Since in definition 11 of ≌, the paper has an
expansion rule for recursive types:

μX.A ≌ A[μX.A/X]

So if the recursive type is:

C = μX.(X -> A)

I am allowed to form:

(X -> A)[C/X] = C -> A

And hence derive:

C ≌ C -> A

LoL

Mild Shock schrieb:
> Hi,
> 
> In SWI-Prolog, the example doesn't need System F
> or Nakano Recursive Types. It simply works with
> the congruence relation itself,
> 
> if you want to bar that the Curry Paradox emerges,
> you have to replace the de Bruijn Variable clause,
> by an unify_with_occurs_check/2 based rule:
> 
> /* de Bruijn Variable */
> typeof(N, L, A) :- integer(N),
>     nth0(N, L, B),
>     unify_with_occurs_check(A, B).
> 
> Now the program uses another congruence relation
> among Prolog terms.
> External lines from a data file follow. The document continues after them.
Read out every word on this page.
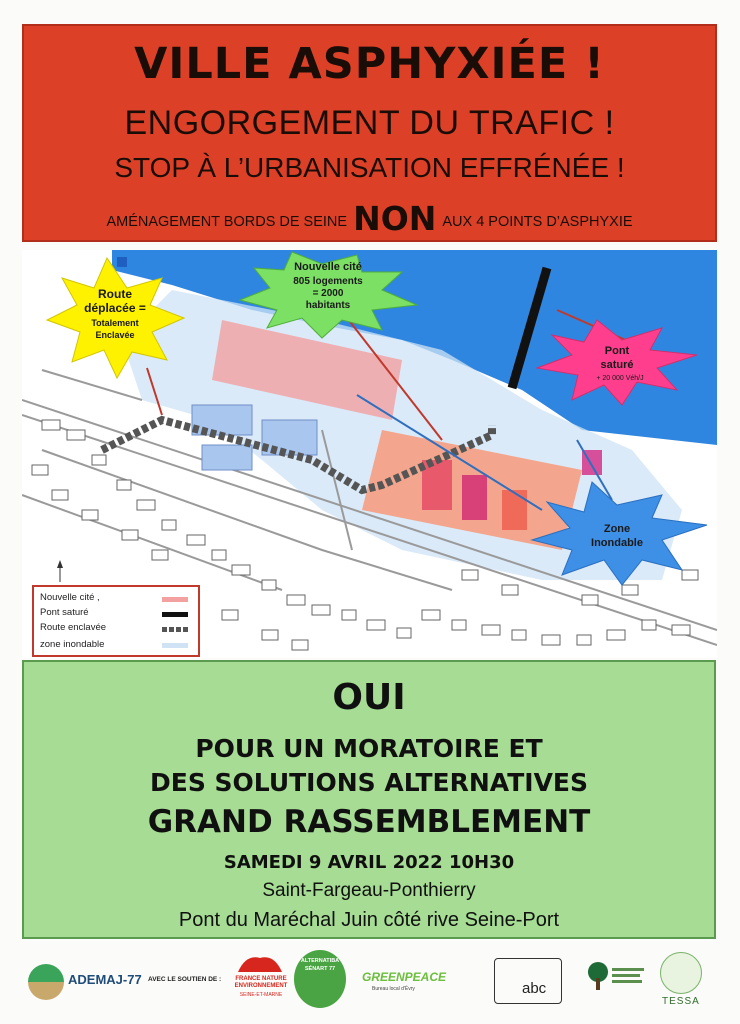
VILLE ASPHYXIÉE !
ENGORGEMENT DU TRAFIC !
STOP À L’URBANISATION EFFRÉNÉE !
AMÉNAGEMENT BORDS DE SEINE NON AUX 4 POINTS D’ASPHYXIE
Route
déplacée =
Totalement
Enclavée
Nouvelle cité
805 logements
= 2000
habitants
Pont
saturé
+ 20 000 Véh/J
Zone
Inondable
Nouvelle cité ,
Pont saturé
Route enclavée
zone inondable
OUI
POUR UN MORATOIRE ET
DES SOLUTIONS ALTERNATIVES
GRAND RASSEMBLEMENT
SAMEDI 9 AVRIL 2022 10H30
Saint-Fargeau-Ponthierry
Pont du Maréchal Juin côté rive Seine-Port
ADEMAJ-77 AVEC LE SOUTIEN DE :	FRANCE NATURE ENVIRONNEMENT
SEINE-ET-MARNE
ALTERNATIBA
SÉNART 77
GREENPEACE
Bureau local d'Évry	abc
TESSA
And the example doesn't work anymore.
> Now already the self application fails:
> 
> ?- typeof(lam(0*0), [], A).
> false.
> 
> Needless to say that subsequently the Curry
> Paradox fails as well:
> 
> ?- typeof(lam(0*0)*lam(0*0), [], A).
> false.
> 
> Bye
> 
> P.S.: What are de Bruijn indexes:
> 
> In mathematical logic, the de Bruijn index is a tool
> invented by the Dutch mathematician Nicolaas Govert
> de Bruijn for representing terms of lambda calculus
> without naming the bound variables.
> https://en.wikipedia.org/wiki/De_Bruijn_index
> 
> Mild Shock schrieb:
>> Hi,
>>
>> Or in SWI-Prolog:
>>
>> /* de Bruijn Variable */
>> typeof(N, L, A) :- integer(N),
>>     nth0(N, L, A).
>> /* de Bruijn abstraction */
>> typeof(lam(S), L, A -> B) :-
>>     typeof(S, [A|L], B).
>> /* Modus Ponens */
>> typeof((S*T), L, B) :-
>>     typeof(S, L, (A -> B)),
>>     typeof(T, L, A).
>>
>> ?- typeof(lam(0*0), [], A).
>> A = (_S1->_A), % where
>>      _S1 = (_S1->_A).
>>
>> ?- typeof(lam(0*0)*lam(0*0), [], A).
>> true.
>>
>> The last query gives simply true without A constrained.
>> You could also try this here instantiating A, and
>> you will see it works for any A:
>>
>> ?- typeof(lam(0*0)*lam(0*0), [], a).
>> true.
>>
>> ?- typeof(lam(0*0)*lam(0*0), [], (a->b)).
>> true.
>>
>> ?- typeof(lam(0*0)*lam(0*0), [], (b->a)).
>> true.
>>
>> Bye
>>
>> Mild Shock schrieb:
>>>
>>> See here:
>>>
>>> A Modality for Recursion
>>> Hiroshi Nakano - 2000 - Zitiert von: 237
>>> https://www602.math.ryukoku.ac.jp/~nakano/papers/modality-lics00.pdf
>>>
>>> Even if you disband cyclic terms in your
>>> model, like if you adhere to a strict Herband model.
>>> If the Herband model has an equality which is a
>>>
>>> congruence relation ≌. Nakano's paper contains
>>> an inference rule for a congruence relation ≌.
>>> When you have such a congruence relation, you can
>>>
>>> of course derive things like for example for a certain
>>> exotic recursive type C, that the following holds:
>>>
>>> C ≌ C -> A
>>>
>>> You can then produce the Curry Paradox in simple
>>> types with congruence. And then ultimately derive:
>>>
>>> |- (λx.x x)(λx.x x): A
>>>
>>> As in Proposition 2 of Nakano's paper.
>>>
>>> Julio Di Egidio schrieb:
>>>>> (But I still wouldn't know how to create a cyclic term proper in 
>>>>> Coq or in fact in any total functional language, despite the 
>>>>> mechanism underlying conversion/definitional equality is logical 
>>>>> unification, and we can even somewhat access it in Coq, via the 
>>>>> definition of `eq`/reflexivity.)
>>>
>>
>